A análise do número de vínculos por faixa de remuneração também chama atenção, embora se trate de um dado incompleto (nessa variável específica, diferentemente das demais, não havia, na base do Ministério, a totalização das movimentações de mão de obra informadas fora do prazo pelos estabelecimentos). A fonte indica que houve expansão relevante do número de vínculos de trabalho com remunerações na faixa de 1,01 a 1,5 salário mínimo (SM); em menor intensidade, mas também com aumento, na faixa de 0,5 a 1 SM; e ainda um pequeno aumento no contingente com rendimento até 0,5 SM. O pessoal formalmente empregado em todas as demais faixas de salário retraiu-se. Um cruzamento com a escolaridade dos trabalhadores aponta que essa tendência de retração nos estratos de remuneração mais elevada e de expansão nos de mais baixo rendimento é reconhecível independentemente do nível de instrução do indivíduo — embora a distribuição por faixa, evidentemente, se altere, à medida que avança o número de anos de estudo concluídos.
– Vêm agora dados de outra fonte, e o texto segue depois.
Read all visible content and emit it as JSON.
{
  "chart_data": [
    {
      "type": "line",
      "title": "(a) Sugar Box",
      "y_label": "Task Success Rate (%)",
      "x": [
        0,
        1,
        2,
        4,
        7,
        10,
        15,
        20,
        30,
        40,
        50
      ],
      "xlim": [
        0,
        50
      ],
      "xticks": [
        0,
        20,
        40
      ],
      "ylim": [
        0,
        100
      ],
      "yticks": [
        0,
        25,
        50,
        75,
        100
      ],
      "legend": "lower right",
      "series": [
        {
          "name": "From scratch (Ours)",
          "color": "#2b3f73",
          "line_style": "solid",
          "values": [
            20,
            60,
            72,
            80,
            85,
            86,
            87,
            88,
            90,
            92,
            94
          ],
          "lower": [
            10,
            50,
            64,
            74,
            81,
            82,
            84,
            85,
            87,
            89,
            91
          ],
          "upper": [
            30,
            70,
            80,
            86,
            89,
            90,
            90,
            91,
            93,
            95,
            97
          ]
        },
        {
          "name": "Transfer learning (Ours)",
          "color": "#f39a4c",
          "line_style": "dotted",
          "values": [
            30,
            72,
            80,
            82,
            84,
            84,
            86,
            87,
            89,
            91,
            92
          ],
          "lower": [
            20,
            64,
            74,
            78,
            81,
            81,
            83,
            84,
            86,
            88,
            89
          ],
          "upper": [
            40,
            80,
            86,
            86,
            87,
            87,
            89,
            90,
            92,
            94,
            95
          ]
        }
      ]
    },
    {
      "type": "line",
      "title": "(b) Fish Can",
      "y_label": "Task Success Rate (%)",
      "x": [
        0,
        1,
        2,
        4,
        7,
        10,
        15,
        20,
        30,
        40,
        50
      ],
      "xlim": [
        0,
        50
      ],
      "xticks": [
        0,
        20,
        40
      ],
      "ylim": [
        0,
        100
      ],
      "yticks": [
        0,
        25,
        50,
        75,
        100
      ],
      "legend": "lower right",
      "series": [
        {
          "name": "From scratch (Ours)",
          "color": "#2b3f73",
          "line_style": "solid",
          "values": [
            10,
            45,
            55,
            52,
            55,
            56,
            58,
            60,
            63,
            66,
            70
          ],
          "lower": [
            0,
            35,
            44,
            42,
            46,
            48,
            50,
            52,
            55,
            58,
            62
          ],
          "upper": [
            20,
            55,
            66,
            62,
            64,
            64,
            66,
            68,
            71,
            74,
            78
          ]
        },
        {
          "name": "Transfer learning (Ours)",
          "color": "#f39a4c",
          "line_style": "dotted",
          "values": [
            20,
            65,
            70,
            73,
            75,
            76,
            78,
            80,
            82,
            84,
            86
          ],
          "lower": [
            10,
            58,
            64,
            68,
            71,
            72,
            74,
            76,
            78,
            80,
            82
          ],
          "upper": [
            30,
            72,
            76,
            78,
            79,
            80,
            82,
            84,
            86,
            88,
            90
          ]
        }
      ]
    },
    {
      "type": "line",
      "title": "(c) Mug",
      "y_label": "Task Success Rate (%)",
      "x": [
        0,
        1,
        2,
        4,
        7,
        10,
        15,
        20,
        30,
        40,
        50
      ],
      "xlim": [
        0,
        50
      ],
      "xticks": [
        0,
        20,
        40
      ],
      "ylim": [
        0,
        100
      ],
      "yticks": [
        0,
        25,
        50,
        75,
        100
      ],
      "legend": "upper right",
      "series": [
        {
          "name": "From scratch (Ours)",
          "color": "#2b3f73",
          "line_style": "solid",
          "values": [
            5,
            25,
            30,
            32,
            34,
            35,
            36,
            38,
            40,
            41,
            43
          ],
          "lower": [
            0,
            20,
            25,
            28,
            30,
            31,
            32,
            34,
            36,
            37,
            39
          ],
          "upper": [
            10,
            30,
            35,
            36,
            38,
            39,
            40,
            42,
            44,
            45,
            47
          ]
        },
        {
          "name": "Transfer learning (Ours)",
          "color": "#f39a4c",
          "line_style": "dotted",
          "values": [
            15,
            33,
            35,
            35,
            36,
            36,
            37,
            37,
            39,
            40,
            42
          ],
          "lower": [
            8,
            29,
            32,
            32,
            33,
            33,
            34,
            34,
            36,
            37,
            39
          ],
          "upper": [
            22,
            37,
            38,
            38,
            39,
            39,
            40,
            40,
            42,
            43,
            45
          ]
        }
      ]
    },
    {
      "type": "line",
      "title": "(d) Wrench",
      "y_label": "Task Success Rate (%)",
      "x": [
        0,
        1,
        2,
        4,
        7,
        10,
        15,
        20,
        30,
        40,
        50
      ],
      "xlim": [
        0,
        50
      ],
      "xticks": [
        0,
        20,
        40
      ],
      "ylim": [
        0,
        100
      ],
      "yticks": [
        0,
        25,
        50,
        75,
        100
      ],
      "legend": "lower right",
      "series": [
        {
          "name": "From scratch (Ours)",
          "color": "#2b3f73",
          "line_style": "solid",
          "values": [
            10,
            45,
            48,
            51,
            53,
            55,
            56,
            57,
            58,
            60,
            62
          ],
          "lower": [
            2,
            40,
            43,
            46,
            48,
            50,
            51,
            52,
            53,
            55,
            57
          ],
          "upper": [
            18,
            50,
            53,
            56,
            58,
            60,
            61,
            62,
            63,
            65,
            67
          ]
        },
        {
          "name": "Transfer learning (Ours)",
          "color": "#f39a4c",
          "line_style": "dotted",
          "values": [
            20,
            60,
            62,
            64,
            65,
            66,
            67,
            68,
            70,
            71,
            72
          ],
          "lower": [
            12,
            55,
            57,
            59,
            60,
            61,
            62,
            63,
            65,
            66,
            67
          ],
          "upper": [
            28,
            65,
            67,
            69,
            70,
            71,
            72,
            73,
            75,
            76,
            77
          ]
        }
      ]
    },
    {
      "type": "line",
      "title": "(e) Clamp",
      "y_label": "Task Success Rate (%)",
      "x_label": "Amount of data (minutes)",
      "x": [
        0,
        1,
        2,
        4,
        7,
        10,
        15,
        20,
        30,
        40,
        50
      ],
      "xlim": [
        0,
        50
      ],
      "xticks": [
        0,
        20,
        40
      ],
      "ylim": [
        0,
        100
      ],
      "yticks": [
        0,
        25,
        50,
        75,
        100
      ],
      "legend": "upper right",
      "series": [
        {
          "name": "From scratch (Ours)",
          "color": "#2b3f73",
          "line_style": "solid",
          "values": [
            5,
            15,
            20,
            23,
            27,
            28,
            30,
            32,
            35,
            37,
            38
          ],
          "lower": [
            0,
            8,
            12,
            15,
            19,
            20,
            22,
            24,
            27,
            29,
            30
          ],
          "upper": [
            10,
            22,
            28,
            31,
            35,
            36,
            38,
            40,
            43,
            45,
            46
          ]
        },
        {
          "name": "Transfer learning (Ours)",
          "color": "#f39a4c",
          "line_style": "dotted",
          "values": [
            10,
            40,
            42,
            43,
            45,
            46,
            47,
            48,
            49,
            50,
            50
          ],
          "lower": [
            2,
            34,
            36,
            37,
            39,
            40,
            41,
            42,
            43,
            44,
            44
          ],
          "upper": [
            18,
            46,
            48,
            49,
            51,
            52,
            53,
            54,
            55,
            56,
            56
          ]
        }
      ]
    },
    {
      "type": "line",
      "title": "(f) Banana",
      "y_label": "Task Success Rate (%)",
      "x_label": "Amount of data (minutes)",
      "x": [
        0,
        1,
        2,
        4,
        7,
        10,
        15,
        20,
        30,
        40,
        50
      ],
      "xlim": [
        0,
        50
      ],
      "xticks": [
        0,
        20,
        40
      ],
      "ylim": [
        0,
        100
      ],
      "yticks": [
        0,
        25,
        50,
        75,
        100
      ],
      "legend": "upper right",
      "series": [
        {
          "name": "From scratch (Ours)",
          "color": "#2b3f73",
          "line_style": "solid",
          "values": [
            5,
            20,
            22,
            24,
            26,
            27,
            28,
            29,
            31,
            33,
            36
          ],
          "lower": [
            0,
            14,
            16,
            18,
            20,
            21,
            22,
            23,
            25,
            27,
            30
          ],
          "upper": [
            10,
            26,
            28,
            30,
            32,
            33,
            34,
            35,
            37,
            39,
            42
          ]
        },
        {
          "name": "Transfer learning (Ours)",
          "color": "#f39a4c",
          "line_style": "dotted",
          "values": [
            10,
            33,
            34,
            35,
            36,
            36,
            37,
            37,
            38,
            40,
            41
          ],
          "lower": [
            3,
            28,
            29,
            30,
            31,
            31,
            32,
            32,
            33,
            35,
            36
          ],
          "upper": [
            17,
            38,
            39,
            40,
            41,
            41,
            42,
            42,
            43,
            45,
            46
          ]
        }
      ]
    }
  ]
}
Esses dados merecem maior aprofundamento analítico, mas indicam que, além do escasso fôlego para gerar saldos ocupacionais positivos, o mercado de trabalho está passando por uma forte pressão de compressão salarial, o que amplifica os efeitos adversos da recessão.

O que está claro é que o mercado formal de trabalho vive, no Estado, assim como no País, um momento de muito baixo dinamismo, na sequência de uma continuada e profunda retração do emprego, a qual, no entanto, dá sinais de ter arrefecido. Se a economia e a ocupação se preparam para iniciar proximamente um esforço de retomada; se vão permanecer por mais algum tempo derreadas e estáveis, na precária posição em que se encontram; ou se, desafortunadamente, mais perdas podem sobrevir, ainda não é seguro afirmar.